[PATCHv3 3/9] nvme: Move all IO out of controller reset

All of lore.kernel.org
 help / color / mirror / Atom feed

From: keith.busch@linux.intel.com (Keith Busch)
Subject: [PATCHv3 3/9] nvme: Move all IO out of controller reset
Date: Fri, 25 May 2018 08:41:25 -0600	[thread overview]
Message-ID: <20180525144125.GP11037@localhost.localdomain> (raw)
In-Reply-To: <20180525130057.GF23463@lst.de>

On Fri, May 25, 2018@03:00:57PM +0200, Christoph Hellwig wrote:
> On Thu, May 24, 2018@02:34:54PM -0600, Keith Busch wrote:
> > IO may be retryable, so don't wait for them in the reset path.
> 
> Can't parse this.
> 
> 
> > These
> > commands may trigger a reset if that IO expires without a completion,
> 
> What are "these commands"?

Sorry, I'm referring to the failed requests that were requeued after
a controller disabling. We've been dispatching them from reset_work and
just hoping they don't time out.
 
> > placing it on the requeue list, so waiting for these would deadlock the
> > reset handler.
> > 
> > To fix the theoretical deadlock, this patch unblocks IO submission from
> 
> How did you find it if it is theoretical?

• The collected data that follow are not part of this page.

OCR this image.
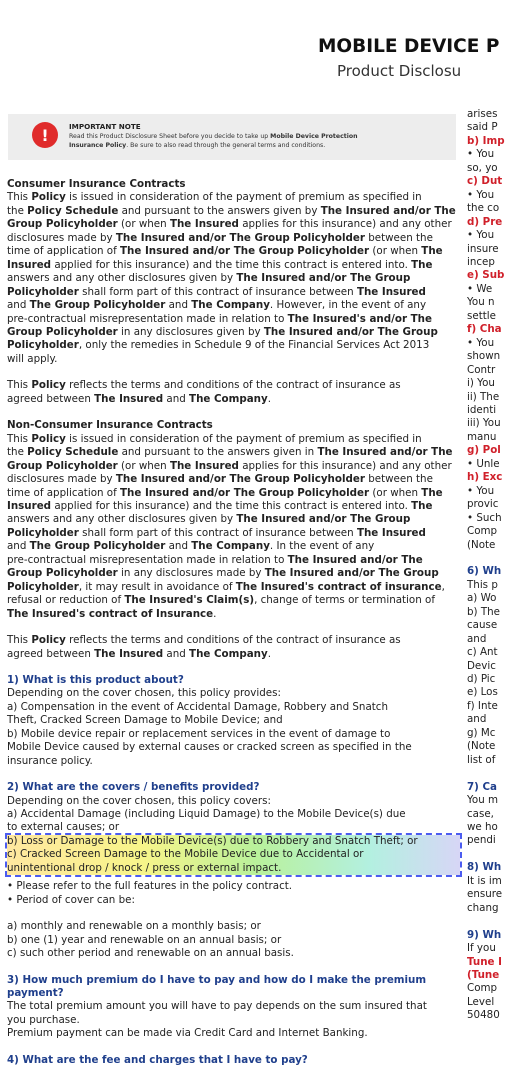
MOBILE DEVICE P
Product Disclosu
!	IMPORTANT NOTE
Read this Product Disclosure Sheet before you decide to take up Mobile Device Protection
Insurance Policy. Be sure to also read through the general terms and conditions.

Consumer Insurance Contracts

This Policy is issued in consideration of the payment of premium as specified in

the Policy Schedule and pursuant to the answers given by The Insured and/or The

Group Policyholder (or when The Insured applies for this insurance) and any other

disclosures made by The Insured and/or The Group Policyholder between the

time of application of The Insured and/or The Group Policyholder (or when The

Insured applied for this insurance) and the time this contract is entered into. The

answers and any other disclosures given by The Insured and/or The Group

Policyholder shall form part of this contract of insurance between The Insured

and The Group Policyholder and The Company. However, in the event of any

pre-contractual misrepresentation made in relation to The Insured's and/or The

Group Policyholder in any disclosures given by The Insured and/or The Group

Policyholder, only the remedies in Schedule 9 of the Financial Services Act 2013

will apply.

This Policy reflects the terms and conditions of the contract of insurance as

agreed between The Insured and The Company.

Non-Consumer Insurance Contracts

This Policy is issued in consideration of the payment of premium as specified in

the Policy Schedule and pursuant to the answers given in The Insured and/or The

Group Policyholder (or when The Insured applies for this insurance) and any other

disclosures made by The Insured and/or The Group Policyholder between the

time of application of The Insured and/or The Group Policyholder (or when The

Insured applied for this insurance) and the time this contract is entered into. The

answers and any other disclosures given by The Insured and/or The Group

Policyholder shall form part of this contract of insurance between The Insured

and The Group Policyholder and The Company. In the event of any

pre-contractual misrepresentation made in relation to The Insured and/or The

Group Policyholder in any disclosures made by The Insured and/or The Group

Policyholder, it may result in avoidance of The Insured's contract of insurance,

refusal or reduction of The Insured's Claim(s), change of terms or termination of

The Insured's contract of Insurance.

This Policy reflects the terms and conditions of the contract of insurance as

agreed between The Insured and The Company.

1) What is this product about?

Depending on the cover chosen, this policy provides:

a) Compensation in the event of Accidental Damage, Robbery and Snatch

Theft, Cracked Screen Damage to Mobile Device; and

b) Mobile device repair or replacement services in the event of damage to

Mobile Device caused by external causes or cracked screen as specified in the

insurance policy.

2) What are the covers / benefits provided?

Depending on the cover chosen, this policy covers:

a) Accidental Damage (including Liquid Damage) to the Mobile Device(s) due

to external causes; or

b) Loss or Damage to the Mobile Device(s) due to Robbery and Snatch Theft; or

c) Cracked Screen Damage to the Mobile Device due to Accidental or

unintentional drop / knock / press or external impact.

• Please refer to the full features in the policy contract.

• Period of cover can be:

a) monthly and renewable on a monthly basis; or

b) one (1) year and renewable on an annual basis; or

c) such other period and renewable on an annual basis.

3) How much premium do I have to pay and how do I make the premium

payment?

The total premium amount you will have to pay depends on the sum insured that

you purchase.

Premium payment can be made via Credit Card and Internet Banking.

4) What are the fee and charges that I have to pay?

arises

said P

b) Imp

• You

so, yo

c) Dut

• You

the co

d) Pre

• You

insure

incep

e) Sub

• We

You n

settle

f) Cha

• You

shown

Contr

i) You

ii) The

identi

iii) You

manu

g) Pol

• Unle

h) Exc

• You

provic

• Such

Comp

(Note

6) Wh

This p

a) Wo

b) The

cause

and

c) Ant

Devic

d) Pic

e) Los

f) Inte

and

g) Mc

(Note

list of

7) Ca

You m

case,

we ho

pendi

8) Wh

It is im

ensure

chang

9) Wh

If you

Tune I

(Tune

Comp

Level

50480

Variants of the blktests block/011 can trigger this. I've neven seen it
in real life, but its not too much of a leap to imagine it can happen.
 
> > This patch is also renaming the function 'nvme_dev_add' to a
> > more appropriate name that describes what it's actually doing:
> > nvme_alloc_io_tags.
> 
> Can you split this out into a separate patch?

Sure thing.
 
> > @@ -3175,6 +3175,8 @@ static void nvme_scan_work(struct work_struct *work)
> >  	struct nvme_id_ctrl *id;
> >  	unsigned nn;
> >  
> > +	if (ctrl->ops->update_hw_ctx)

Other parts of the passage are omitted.